La figurine est désignée sous le nom « Dracula ». Elle semble donc correspondre à un portrait « générique » du vampire, sans renvoyer à un épisode précis de l’hexalogie tournée par Christopher Lee. L’emballage est également dépourvu de titre, mis à part « Dracula ». Toutefois, la présence du journal d’Harker constitue une référence explicite au film fondateur de la franchise Horror of Dracula, le seul où ce personnage apparaît. Product Enterprise possède à l’évidence des droits de reproduction de Lee et de son personnage, mais pas ceux du long métrage.

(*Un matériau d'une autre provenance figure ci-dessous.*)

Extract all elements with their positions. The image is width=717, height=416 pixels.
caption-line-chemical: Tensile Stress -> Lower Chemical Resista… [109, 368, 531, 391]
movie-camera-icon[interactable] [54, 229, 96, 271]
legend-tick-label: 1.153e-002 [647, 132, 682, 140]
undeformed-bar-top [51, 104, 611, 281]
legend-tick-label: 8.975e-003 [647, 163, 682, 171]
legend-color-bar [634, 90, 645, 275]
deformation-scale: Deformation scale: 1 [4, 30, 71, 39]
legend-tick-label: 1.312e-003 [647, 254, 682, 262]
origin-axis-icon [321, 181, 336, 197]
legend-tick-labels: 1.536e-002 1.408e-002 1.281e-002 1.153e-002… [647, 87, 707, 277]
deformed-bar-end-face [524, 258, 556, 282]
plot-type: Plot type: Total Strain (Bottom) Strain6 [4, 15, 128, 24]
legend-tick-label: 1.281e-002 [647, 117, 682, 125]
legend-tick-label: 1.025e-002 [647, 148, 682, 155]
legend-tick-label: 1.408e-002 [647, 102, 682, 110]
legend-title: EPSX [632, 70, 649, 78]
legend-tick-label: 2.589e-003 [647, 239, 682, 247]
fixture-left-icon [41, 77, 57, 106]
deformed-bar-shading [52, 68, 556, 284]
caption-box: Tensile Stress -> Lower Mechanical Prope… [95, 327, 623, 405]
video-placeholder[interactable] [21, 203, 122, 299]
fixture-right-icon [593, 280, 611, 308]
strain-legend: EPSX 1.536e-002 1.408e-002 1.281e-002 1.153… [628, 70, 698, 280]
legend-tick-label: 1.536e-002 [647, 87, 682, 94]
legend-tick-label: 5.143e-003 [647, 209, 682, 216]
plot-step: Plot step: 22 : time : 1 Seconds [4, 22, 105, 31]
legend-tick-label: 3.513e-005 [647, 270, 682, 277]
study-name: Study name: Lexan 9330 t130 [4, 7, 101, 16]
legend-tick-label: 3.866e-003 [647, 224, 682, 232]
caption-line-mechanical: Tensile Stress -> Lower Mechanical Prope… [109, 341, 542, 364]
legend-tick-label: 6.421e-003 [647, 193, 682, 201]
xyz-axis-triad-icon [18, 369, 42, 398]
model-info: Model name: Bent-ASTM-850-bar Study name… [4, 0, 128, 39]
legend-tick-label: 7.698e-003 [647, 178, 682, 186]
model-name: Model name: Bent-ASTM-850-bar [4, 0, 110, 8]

En effet, la boîte est dépourvue de photos issues de tournage ou d’affiches, un élément décoratif généralement utilisé pour ce type de produits.
Le packaging repose sur un format classique pour ce type de jouet, à savoir une boîte-fenêtre à rabat. Outre la mention « Hammer films », la couverture au fini glacé arbore un impressionnant « H » rouge, le logo officiel du studio en 2004. Au verso, il faut se contenter d’une photo peu inspirée du jouet. Pour information, la société Hammer existe toujours. Elle produit épisodiquement des longs métrages, notamment l’excellent The lodge en 2019 (réalisé par Veronika Franz et Severin Fiala).
La boîte présentée est scellée et à l’état neuf. Une étiquette d’époque mentionne un prix de 46 € (photo 6), un tarif qui permet de mesurer à quel point l’inflation gangrène le secteur du 12’’ !…
Cet article sera mis à jour à chaque nouvelle entrée.